Değişen Dünya Düzeni: Aile Bağları Zayıflıyor
Özellikle şehirleşmenin hız kazanması, göç hareketleri ve iş gücü düzenindeki değişiklikler, aile yapısında önemli bir dönüşümlere yol açmaktadır. Bu değişim, bakıma muhtaç yaştaki kişilerin sayısının artmasıyla birlikte ailelerin bakım yükümlülüğünü üstlenme eğiliminde bir azalmaya neden olmaktadır. Dolayısıyla, sosyal güvenlik sisteminin bu tür bireylere yönelik sunduğu hizmetlerin yetersizliği, bakım sigortası uygulamasının gerekliliğini daha da vurgulamaktadır.
Almanya Modeli Örnek Alınıyor
Almanya, yaşlı nüfusun artışı sonucunda bakım sigortası uygulamasını yaklaşık 28 yıl önce devreye sokmuş ve bu politikayı başta çalışanlar olmak üzere işveren katkılarıyla yürütmüştür. Almanya’daki bu model, devlet desteğinin yanı sıra sosyal güvenlik sisteminin sürdürülebilirliğini sağlamış ve başarılı sonuçlar elde edilmiştir. Türkiye’de düşünülen bakım sigortası uygulamasının da benzer bir modeli baz alarak hayata geçirilmesi hedeflenmektedir.
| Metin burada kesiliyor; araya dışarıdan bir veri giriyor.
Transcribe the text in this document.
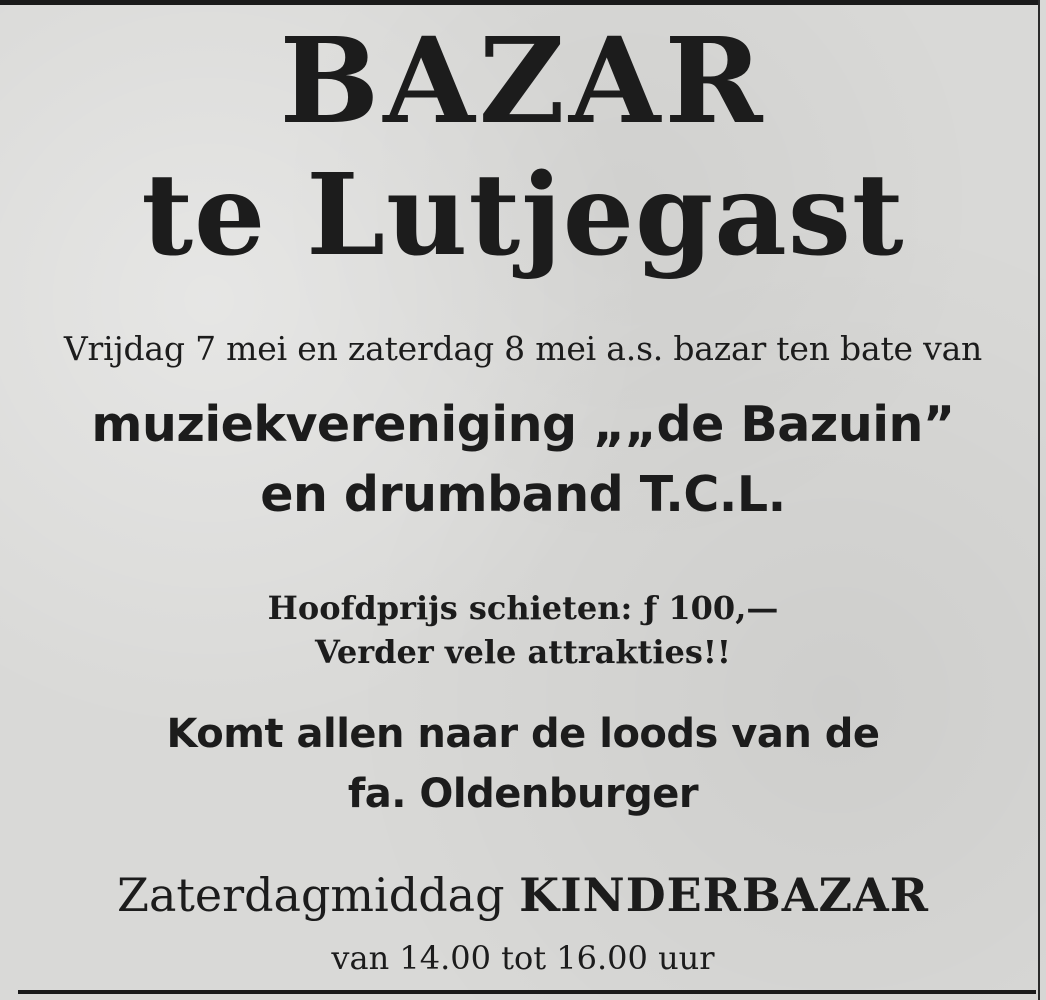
BAZAR
te Lutjegast

Vrijdag 7 mei en zaterdag 8 mei a.s. bazar ten bate van

muziekvereniging „„de Bazuin”

en drumband T.C.L.

Hoofdprijs schieten: ƒ 100,—

Verder vele attrakties!!

Komt allen naar de loods van de

fa. Oldenburger

Zaterdagmiddag KINDERBAZAR

van 14.00 tot 16.00 uur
Kamu ve Özel Sektör Birlikte Çalışabilir
Bakım sigortası uygulaması ile birlikte, hizmetlerin yalnızca kamu kuruluşları tarafından değil, özel sektör işletmeleri aracılığıyla da sunulması planlanmaktadır. Böylece, hem kamu hem de özel sektör girişimlerinin, bakıma muhtaç bireylerin ihtiyaçlarına karşılıklı iş birliği yaparak daha etkili bir şekilde yanıt vermesi hedeflenmektedir. Bu durum, bakım hizmetlerinin çeşitlendirilmesi ve kalitesinin artırılması anlamında büyük bir potansiyel taşımaktadır.